Figure 7. Failure of innate immune signaling in neural stem cells.

(A) Innate immune activity in neural stem cell (left) and differentiated cultures (right), as measured by phosphorylation of key signaling proteins (TBK1, IRF3, STAT1) after 1 and 2 days of ZIKV infection in bulk cultures. (B) Dot plot representing steady state, IFN-β-, and ZIKV-induced expression levels for innate immune signal transduction components in scRNAseq data. Color scale represents normalized expression (scaled median z-score across all genes and conditions in the plot). (C-D) IFN-β gene induction in bulk cultures by qPCR in neural stem cell (dark grey) and differentiated cultures (light grey), induced by treatment with a RIG-I agonist (C, poly(U/UC) transfection) or TLR3 agonist (D, poly(I:C) extracellular application). (E) Firefly luciferase activity, induced under control of an exogenous IFN-β promoter in response to poly(U/UC) or poly(I:C).
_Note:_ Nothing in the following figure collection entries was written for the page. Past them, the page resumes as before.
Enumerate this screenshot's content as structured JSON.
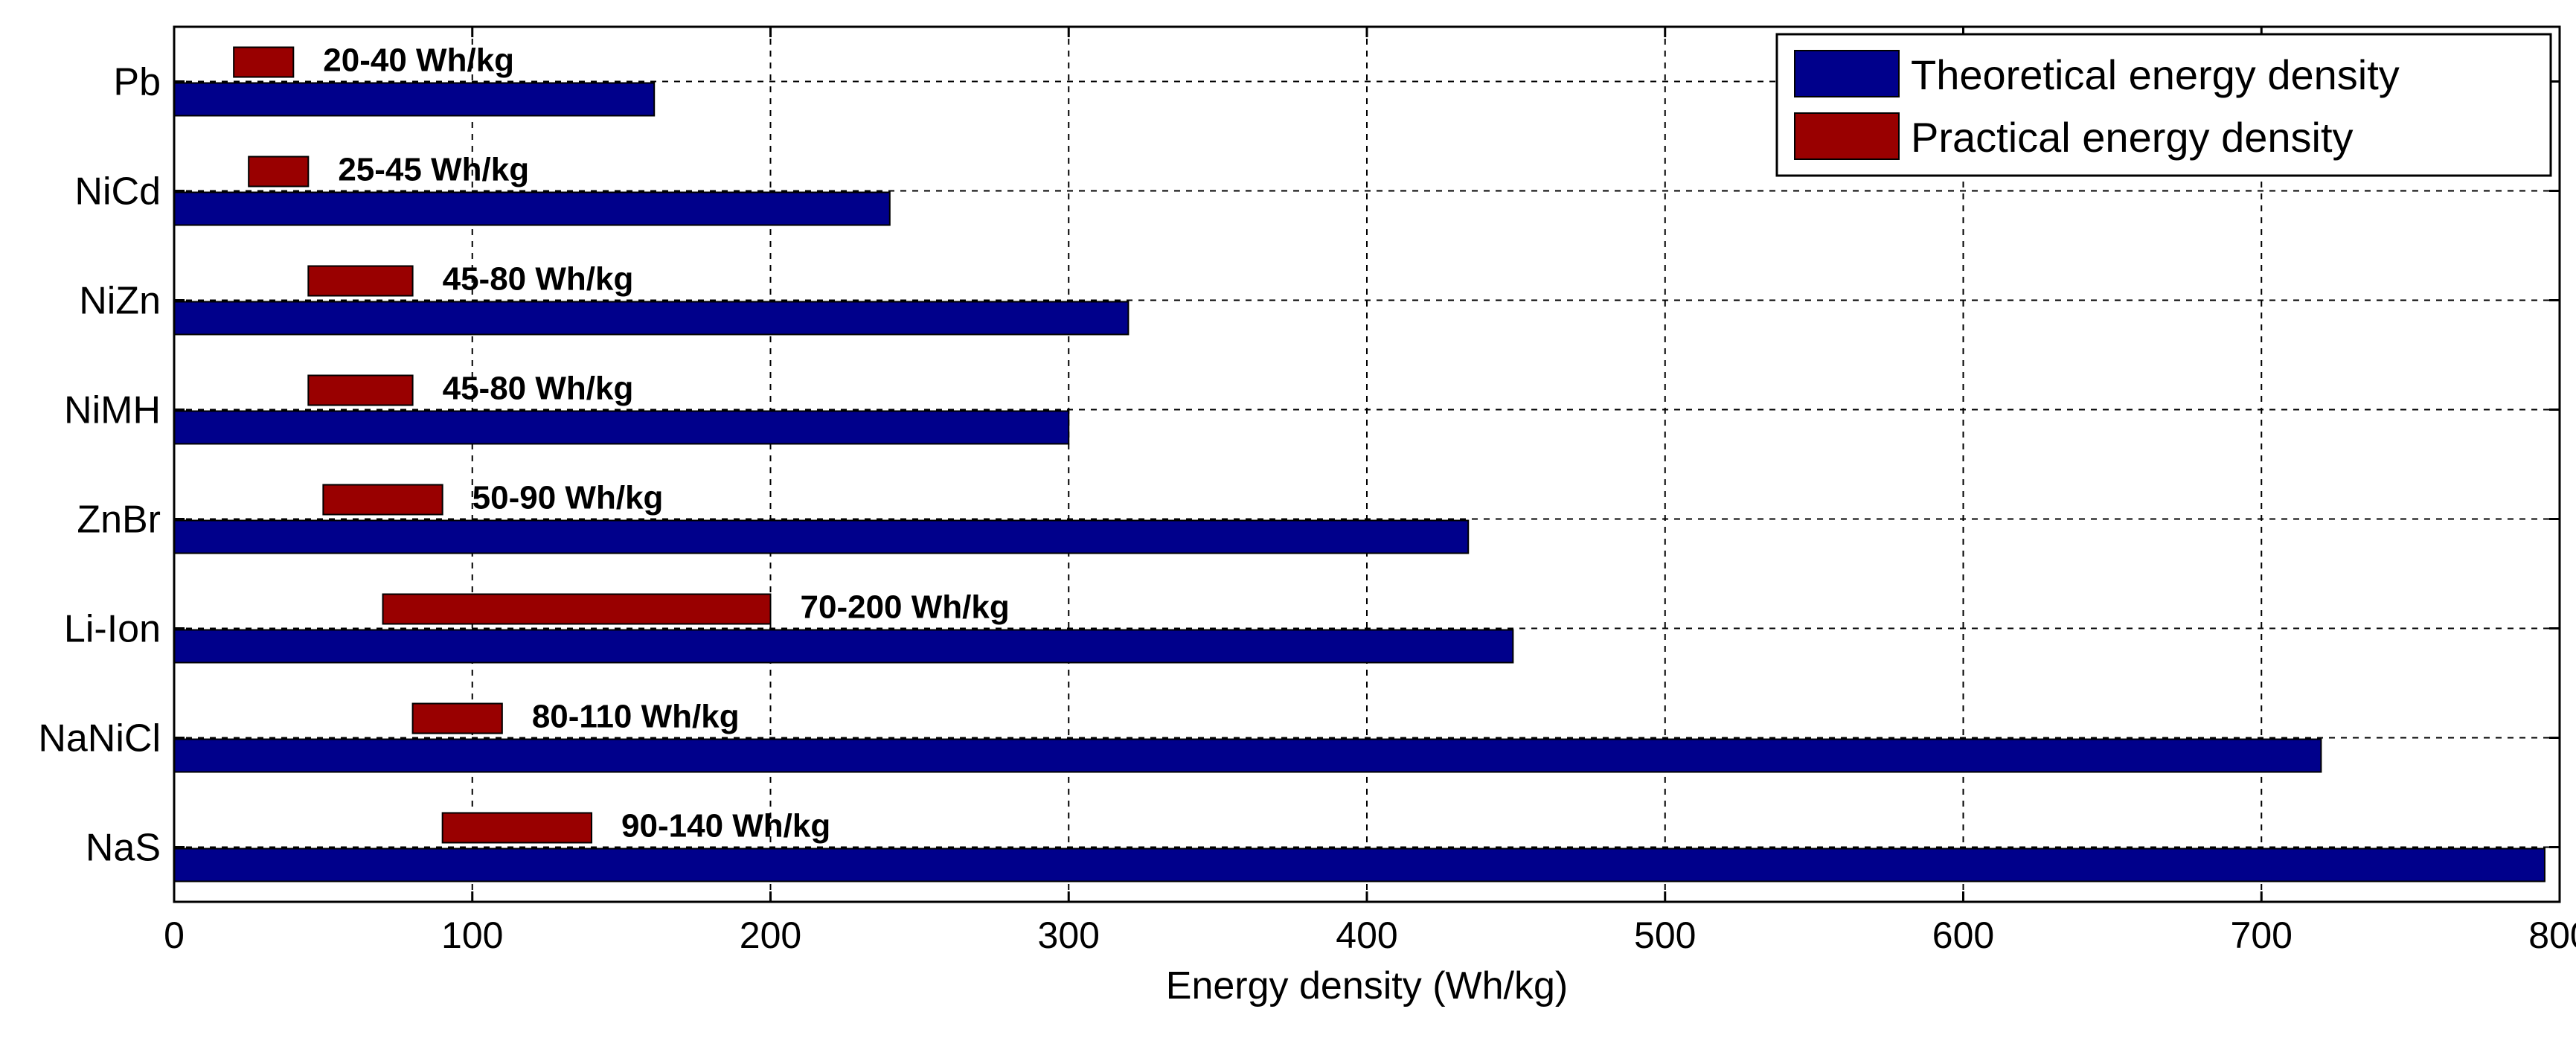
{
  "chart_data": {
    "type": "bar",
    "orientation": "horizontal",
    "categories": [
      "Pb",
      "NiCd",
      "NiZn",
      "NiMH",
      "ZnBr",
      "Li-Ion",
      "NaNiCl",
      "NaS"
    ],
    "series": [
      {
        "name": "Theoretical energy density",
        "color": "#00008b",
        "values": [
          161,
          240,
          320,
          300,
          434,
          449,
          720,
          795
        ]
      },
      {
        "name": "Practical energy density",
        "color": "#990000",
        "ranges": [
          [
            20,
            40
          ],
          [
            25,
            45
          ],
          [
            45,
            80
          ],
          [
            45,
            80
          ],
          [
            50,
            90
          ],
          [
            70,
            200
          ],
          [
            80,
            110
          ],
          [
            90,
            140
          ]
        ]
      }
    ],
    "annotations": [
      "20-40 Wh/kg",
      "25-45 Wh/kg",
      "45-80 Wh/kg",
      "45-80 Wh/kg",
      "50-90 Wh/kg",
      "70-200 Wh/kg",
      "80-110 Wh/kg",
      "90-140 Wh/kg"
    ],
    "xlabel": "Energy density (Wh/kg)",
    "xlim": [
      0,
      800
    ],
    "xticks": [
      0,
      100,
      200,
      300,
      400,
      500,
      600,
      700,
      800
    ],
    "grid": true,
    "legend_position": "top-right"
  }
}
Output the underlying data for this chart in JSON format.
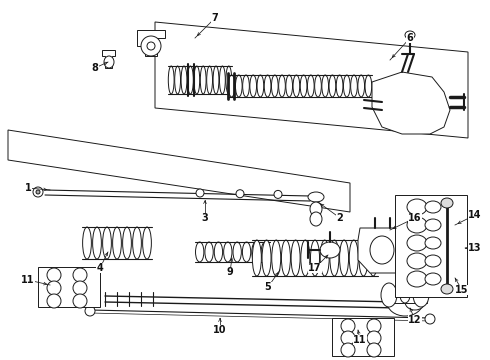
{
  "bg_color": "#ffffff",
  "lc": "#1a1a1a",
  "figsize": [
    4.9,
    3.6
  ],
  "dpi": 100,
  "lw": 0.7
}
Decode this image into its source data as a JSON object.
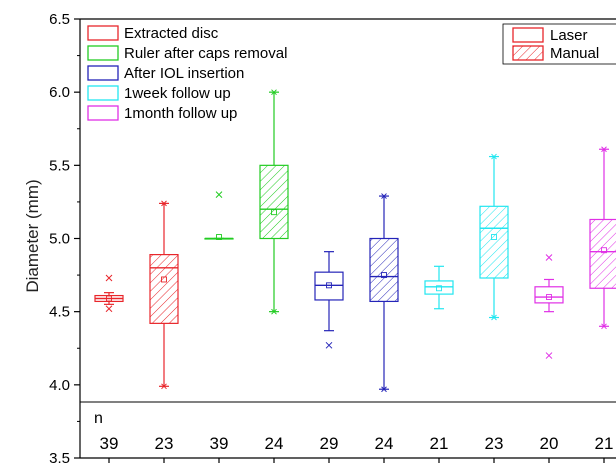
{
  "chart_data": {
    "type": "box",
    "ylabel": "Diameter (mm)",
    "ylim": [
      3.5,
      6.5
    ],
    "yticks": [
      "3.5",
      "4.0",
      "4.5",
      "5.0",
      "5.5",
      "6.0",
      "6.5"
    ],
    "n_label": "n",
    "legend_groups": [
      {
        "label": "Extracted disc",
        "color": "#e8262b"
      },
      {
        "label": "Ruler after caps removal",
        "color": "#22cc22"
      },
      {
        "label": "After IOL insertion",
        "color": "#2424b8"
      },
      {
        "label": "1week follow up",
        "color": "#22e6f0"
      },
      {
        "label": "1month follow up",
        "color": "#e030e6"
      }
    ],
    "legend_methods": [
      {
        "label": "Laser",
        "hatch": false
      },
      {
        "label": "Manual",
        "hatch": true
      }
    ],
    "boxes": [
      {
        "group": 0,
        "hatch": false,
        "n": "39",
        "q1": 4.57,
        "median": 4.59,
        "q3": 4.61,
        "mean": 4.59,
        "wlo": 4.55,
        "whi": 4.63,
        "outliers": [
          4.73,
          4.52
        ]
      },
      {
        "group": 0,
        "hatch": true,
        "n": "23",
        "q1": 4.42,
        "median": 4.8,
        "q3": 4.89,
        "mean": 4.72,
        "wlo": 3.99,
        "whi": 5.24,
        "outliers": []
      },
      {
        "group": 1,
        "hatch": false,
        "n": "39",
        "q1": 5.0,
        "median": 5.0,
        "q3": 5.0,
        "mean": 5.01,
        "wlo": 5.0,
        "whi": 5.0,
        "outliers": [
          5.3
        ]
      },
      {
        "group": 1,
        "hatch": true,
        "n": "24",
        "q1": 5.0,
        "median": 5.2,
        "q3": 5.5,
        "mean": 5.18,
        "wlo": 4.5,
        "whi": 6.0,
        "outliers": []
      },
      {
        "group": 2,
        "hatch": false,
        "n": "29",
        "q1": 4.58,
        "median": 4.68,
        "q3": 4.77,
        "mean": 4.68,
        "wlo": 4.37,
        "whi": 4.91,
        "outliers": [
          4.27
        ]
      },
      {
        "group": 2,
        "hatch": true,
        "n": "24",
        "q1": 4.57,
        "median": 4.74,
        "q3": 5.0,
        "mean": 4.75,
        "wlo": 3.97,
        "whi": 5.29,
        "outliers": []
      },
      {
        "group": 3,
        "hatch": false,
        "n": "21",
        "q1": 4.62,
        "median": 4.67,
        "q3": 4.71,
        "mean": 4.66,
        "wlo": 4.52,
        "whi": 4.81,
        "outliers": []
      },
      {
        "group": 3,
        "hatch": true,
        "n": "23",
        "q1": 4.73,
        "median": 5.07,
        "q3": 5.22,
        "mean": 5.01,
        "wlo": 4.46,
        "whi": 5.56,
        "outliers": []
      },
      {
        "group": 4,
        "hatch": false,
        "n": "20",
        "q1": 4.56,
        "median": 4.6,
        "q3": 4.67,
        "mean": 4.6,
        "wlo": 4.5,
        "whi": 4.72,
        "outliers": [
          4.87,
          4.2
        ]
      },
      {
        "group": 4,
        "hatch": true,
        "n": "21",
        "q1": 4.66,
        "median": 4.91,
        "q3": 5.13,
        "mean": 4.92,
        "wlo": 4.4,
        "whi": 5.61,
        "outliers": []
      }
    ]
  }
}
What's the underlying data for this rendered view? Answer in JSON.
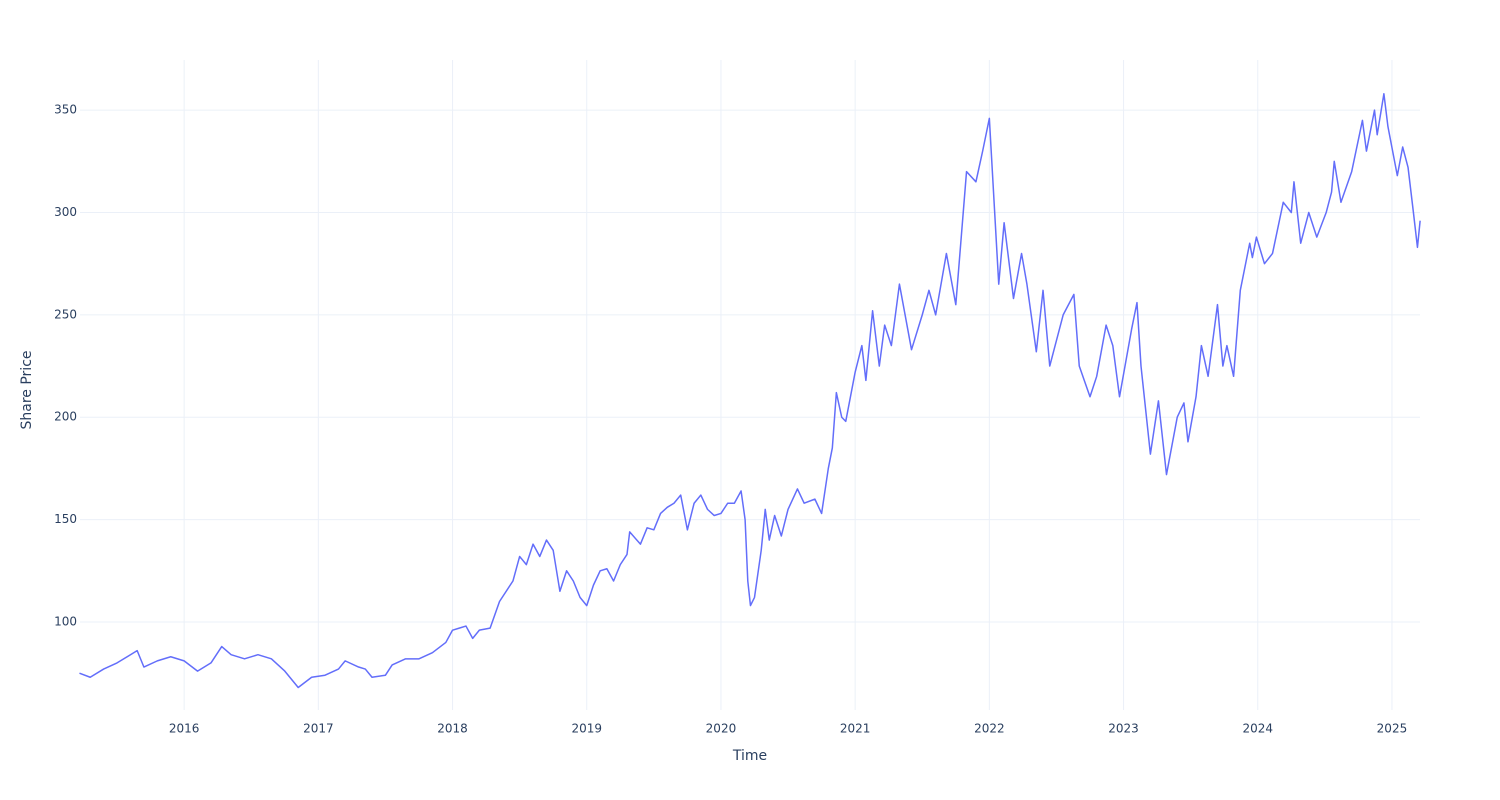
{
  "chart_data": {
    "type": "line",
    "x_label": "Time",
    "y_label": "Share Price",
    "color": "#636efa",
    "grid": true,
    "xlim": [
      2015.224,
      2025.209
    ],
    "xticks": [
      2016,
      2017,
      2018,
      2019,
      2020,
      2021,
      2022,
      2023,
      2024,
      2025
    ],
    "ylim": [
      57,
      374.5
    ],
    "yticks": [
      100,
      150,
      200,
      250,
      300,
      350
    ],
    "x": [
      2015.22,
      2015.3,
      2015.4,
      2015.5,
      2015.6,
      2015.65,
      2015.7,
      2015.8,
      2015.9,
      2016.0,
      2016.1,
      2016.2,
      2016.28,
      2016.35,
      2016.45,
      2016.55,
      2016.65,
      2016.75,
      2016.85,
      2016.95,
      2017.05,
      2017.15,
      2017.2,
      2017.3,
      2017.35,
      2017.4,
      2017.5,
      2017.55,
      2017.65,
      2017.75,
      2017.85,
      2017.95,
      2018.0,
      2018.05,
      2018.1,
      2018.15,
      2018.2,
      2018.28,
      2018.35,
      2018.45,
      2018.5,
      2018.55,
      2018.6,
      2018.65,
      2018.7,
      2018.75,
      2018.8,
      2018.85,
      2018.9,
      2018.95,
      2019.0,
      2019.05,
      2019.1,
      2019.15,
      2019.2,
      2019.25,
      2019.3,
      2019.32,
      2019.4,
      2019.45,
      2019.5,
      2019.55,
      2019.6,
      2019.65,
      2019.7,
      2019.75,
      2019.8,
      2019.85,
      2019.9,
      2019.95,
      2020.0,
      2020.05,
      2020.1,
      2020.15,
      2020.18,
      2020.2,
      2020.22,
      2020.25,
      2020.3,
      2020.33,
      2020.36,
      2020.4,
      2020.45,
      2020.5,
      2020.57,
      2020.62,
      2020.7,
      2020.75,
      2020.8,
      2020.83,
      2020.86,
      2020.9,
      2020.93,
      2021.0,
      2021.05,
      2021.08,
      2021.13,
      2021.18,
      2021.22,
      2021.27,
      2021.33,
      2021.42,
      2021.5,
      2021.55,
      2021.6,
      2021.68,
      2021.75,
      2021.83,
      2021.9,
      2021.95,
      2022.0,
      2022.07,
      2022.11,
      2022.18,
      2022.24,
      2022.28,
      2022.35,
      2022.4,
      2022.45,
      2022.55,
      2022.63,
      2022.67,
      2022.75,
      2022.8,
      2022.87,
      2022.92,
      2022.97,
      2023.06,
      2023.1,
      2023.13,
      2023.2,
      2023.26,
      2023.32,
      2023.4,
      2023.45,
      2023.48,
      2023.54,
      2023.58,
      2023.63,
      2023.7,
      2023.74,
      2023.77,
      2023.82,
      2023.87,
      2023.94,
      2023.96,
      2023.99,
      2024.05,
      2024.11,
      2024.19,
      2024.25,
      2024.27,
      2024.32,
      2024.38,
      2024.44,
      2024.51,
      2024.55,
      2024.57,
      2024.62,
      2024.7,
      2024.78,
      2024.81,
      2024.87,
      2024.89,
      2024.94,
      2024.97,
      2025.04,
      2025.08,
      2025.12,
      2025.16,
      2025.19,
      2025.21
    ],
    "values": [
      75,
      73,
      77,
      80,
      84,
      86,
      78,
      81,
      83,
      81,
      76,
      80,
      88,
      84,
      82,
      84,
      82,
      76,
      68,
      73,
      74,
      77,
      81,
      78,
      77,
      73,
      74,
      79,
      82,
      82,
      85,
      90,
      96,
      97,
      98,
      92,
      96,
      97,
      110,
      120,
      132,
      128,
      138,
      132,
      140,
      135,
      115,
      125,
      120,
      112,
      108,
      118,
      125,
      126,
      120,
      128,
      133,
      144,
      138,
      146,
      145,
      153,
      156,
      158,
      162,
      145,
      158,
      162,
      155,
      152,
      153,
      158,
      158,
      164,
      150,
      120,
      108,
      112,
      135,
      155,
      140,
      152,
      142,
      155,
      165,
      158,
      160,
      153,
      175,
      185,
      212,
      200,
      198,
      222,
      235,
      218,
      252,
      225,
      245,
      235,
      265,
      233,
      250,
      262,
      250,
      280,
      255,
      320,
      315,
      330,
      346,
      265,
      295,
      258,
      280,
      265,
      232,
      262,
      225,
      250,
      260,
      225,
      210,
      220,
      245,
      235,
      210,
      243,
      256,
      225,
      182,
      208,
      172,
      200,
      207,
      188,
      210,
      235,
      220,
      255,
      225,
      235,
      220,
      262,
      285,
      278,
      288,
      275,
      280,
      305,
      300,
      315,
      285,
      300,
      288,
      300,
      310,
      325,
      305,
      320,
      345,
      330,
      350,
      338,
      358,
      342,
      318,
      332,
      322,
      300,
      283,
      296
    ]
  }
}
Firefly luciferase was normalized to Renilla luciferase driven by a CMV promoter to control for transfection efficiency. (F-G) IFN-β induction in response to high ZIKV inoculum or the strong RIG-I agonist, Sendai virus. P-values on graphs in C-D represent unpaired t-test. (H-I) Differential gene expression comparing ZIKV+ cells to MOCK according to level of ZIKV RNA. Astrocytes significantly upregulated innate immune signaling genes (CXCL10, CCL5, IFNB1) at the highest level of ZIKV reads. (J) IFNB1-expressing cells according to cell type (color) and ZIKV infection status (border) across treatment conditions. (K-L) Differentially expressed genes (x-axis) in IFNB1-expressing cells as identified in (J), compared to IFNB-negative cells in the same treatment condition. Significance likelihood reflects bootstrap analysis of 100 DE comparisons and is a measurement of the percent of comparisons in which the gene fold change was identified as significant with adjusted p-value <0.05. Color reflects average log₂-fold change across all comparisons.